The political and legal fallout of the Surat verdict

The political and legal fallout of the Surat verdict

The minute a Surat court convicted Congress leader Rahul Gandhi on charges of criminal defamation, it was clear there was an imminent threat to his position as the Member of Parliament from Wayanad. Though the court suspended his sentence of two years, a 2013 Supreme Court judgment had already clarified that a stay on the conviction, and not just the sentence, was the only eventuality that could protect the lawmaker’s seat. So, in a sense, the notification on Friday confirming Mr Gandhi’s disqualification was a given — with only its timing being in question. The decision — the law states that he will stand disqualified from the House for the period of his jail term and an additional six years, unless a higher court suspends the conviction — will have political ramifications, for both the ruling Bharatiya Janata Party as well as the Opposition, especially the Congress. But beyond this, there are two important fallouts.

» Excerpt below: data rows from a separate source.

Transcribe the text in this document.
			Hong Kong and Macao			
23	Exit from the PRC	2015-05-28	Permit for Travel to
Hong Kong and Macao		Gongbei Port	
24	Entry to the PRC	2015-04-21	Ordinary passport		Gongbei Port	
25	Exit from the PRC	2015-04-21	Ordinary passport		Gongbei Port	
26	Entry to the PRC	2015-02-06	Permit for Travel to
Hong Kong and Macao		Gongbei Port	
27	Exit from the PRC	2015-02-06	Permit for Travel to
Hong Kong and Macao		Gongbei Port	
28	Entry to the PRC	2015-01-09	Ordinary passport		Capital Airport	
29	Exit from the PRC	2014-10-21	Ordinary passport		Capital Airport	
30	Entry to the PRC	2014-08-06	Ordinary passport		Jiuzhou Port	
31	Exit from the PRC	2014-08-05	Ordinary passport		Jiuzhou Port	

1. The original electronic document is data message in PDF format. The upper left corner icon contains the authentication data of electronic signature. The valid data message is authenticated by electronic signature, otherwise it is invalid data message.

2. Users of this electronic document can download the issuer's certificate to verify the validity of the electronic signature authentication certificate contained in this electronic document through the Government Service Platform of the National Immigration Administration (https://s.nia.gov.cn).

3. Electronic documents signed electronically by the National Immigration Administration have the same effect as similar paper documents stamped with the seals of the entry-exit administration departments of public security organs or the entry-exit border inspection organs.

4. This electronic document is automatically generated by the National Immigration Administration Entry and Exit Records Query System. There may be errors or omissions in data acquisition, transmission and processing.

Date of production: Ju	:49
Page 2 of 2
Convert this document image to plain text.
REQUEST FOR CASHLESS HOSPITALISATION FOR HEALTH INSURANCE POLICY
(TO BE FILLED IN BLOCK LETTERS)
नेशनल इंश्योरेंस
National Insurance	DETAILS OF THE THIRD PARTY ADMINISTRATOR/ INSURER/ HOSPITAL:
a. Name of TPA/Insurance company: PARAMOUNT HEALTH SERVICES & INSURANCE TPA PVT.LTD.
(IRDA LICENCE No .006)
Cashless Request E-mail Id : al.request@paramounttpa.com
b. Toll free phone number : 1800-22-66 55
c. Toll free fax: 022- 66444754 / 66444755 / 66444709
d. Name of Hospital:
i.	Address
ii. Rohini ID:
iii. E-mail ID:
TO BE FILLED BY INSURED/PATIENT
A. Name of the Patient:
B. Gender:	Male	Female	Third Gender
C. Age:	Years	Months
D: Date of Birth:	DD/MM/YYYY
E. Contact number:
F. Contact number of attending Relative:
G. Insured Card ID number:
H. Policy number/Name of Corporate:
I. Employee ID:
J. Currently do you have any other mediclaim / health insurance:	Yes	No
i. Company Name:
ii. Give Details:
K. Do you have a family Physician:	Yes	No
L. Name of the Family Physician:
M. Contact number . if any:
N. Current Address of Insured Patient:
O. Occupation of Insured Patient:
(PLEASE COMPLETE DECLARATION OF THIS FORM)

In a sense, the notification on Friday confirming Mr Gandhi’s disqualification was a given — with only its timing being in question. (File Photo)

The first is on the nature of political speech and the kind of legal action it invites. There existed an informal compact in India where political speeches made in the heat of campaigns largely remained exempt from the domain of criminal defamation cases. It will be important to see whether Mr Gandhi’s conviction and subsequent disqualification shatters that convention and opens the door for political parties, leaders and groups to file criminal defamation charges against political adversaries — and the route taken by the judiciary to decide these cases. This is all the more important in a year where six high-voltage assembly elections are scheduled ahead of the general elections next year. Will poll campaigns now be peppered with criminal defamation litigation? Will it prompt politicians to be more restrained? Will the courts evolve a new doctrine in adjudicating such complaints? The vagueness of the criminal defamation statute will make these questions even more urgent.

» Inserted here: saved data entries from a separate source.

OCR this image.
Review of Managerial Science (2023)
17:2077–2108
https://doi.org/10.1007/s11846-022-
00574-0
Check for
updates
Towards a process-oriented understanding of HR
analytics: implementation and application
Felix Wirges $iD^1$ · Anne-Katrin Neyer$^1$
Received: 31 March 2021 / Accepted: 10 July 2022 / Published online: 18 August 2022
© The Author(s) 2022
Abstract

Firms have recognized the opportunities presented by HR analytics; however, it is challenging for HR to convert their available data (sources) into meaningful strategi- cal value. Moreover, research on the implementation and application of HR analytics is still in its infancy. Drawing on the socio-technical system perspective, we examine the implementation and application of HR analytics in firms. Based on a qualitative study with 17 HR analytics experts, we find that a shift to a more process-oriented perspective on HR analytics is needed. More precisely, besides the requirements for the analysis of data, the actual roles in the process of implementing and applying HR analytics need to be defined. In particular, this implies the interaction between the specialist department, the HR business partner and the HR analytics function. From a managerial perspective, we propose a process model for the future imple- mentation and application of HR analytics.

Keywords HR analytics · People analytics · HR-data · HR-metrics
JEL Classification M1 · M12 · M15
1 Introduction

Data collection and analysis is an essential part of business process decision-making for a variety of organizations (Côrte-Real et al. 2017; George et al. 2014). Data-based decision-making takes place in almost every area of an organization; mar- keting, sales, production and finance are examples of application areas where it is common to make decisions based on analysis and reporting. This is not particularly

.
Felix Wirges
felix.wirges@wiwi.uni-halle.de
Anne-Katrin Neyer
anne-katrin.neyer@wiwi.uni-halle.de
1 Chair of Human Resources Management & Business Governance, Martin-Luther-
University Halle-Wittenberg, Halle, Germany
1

The second is the impact this move will have on the swirling debate on the criminal act of defamation, and whether such a draconian statute is at all required when civil remedies for defamation exist. Criminal defamation is defined by sections 499 and 500 of the Indian Penal Code, which spell out a punishment of a maximum of two years in prison and a fine. Time and again, experts have argued that to criminalise defamation is excessive because curtailing a person’s liberty is disproportionate to the harm caused, and that the vague language used in the provision makes it prone to misuse. The provision is also peculiar because it essentially uses criminal law to prosecute a private wrong – one that is committed by one individual against another individual, and not society at large. Therefore, only another individual or group can bring the charge of criminal defamation against someone, not the State. It is because of reasons such as these that many countries across the world have done away with criminal defamation.

Despite these reservations, the provision remains on the books because the top court in 2016 rejected pleas from top politicians and public intellectuals that the British-era provision was an outdated idea that undermined free speech, and instead held that a person’s right to reputation was part of one’s fundamental right to life. It remains to be seen whether recent developments catalyse another challenge to this statute.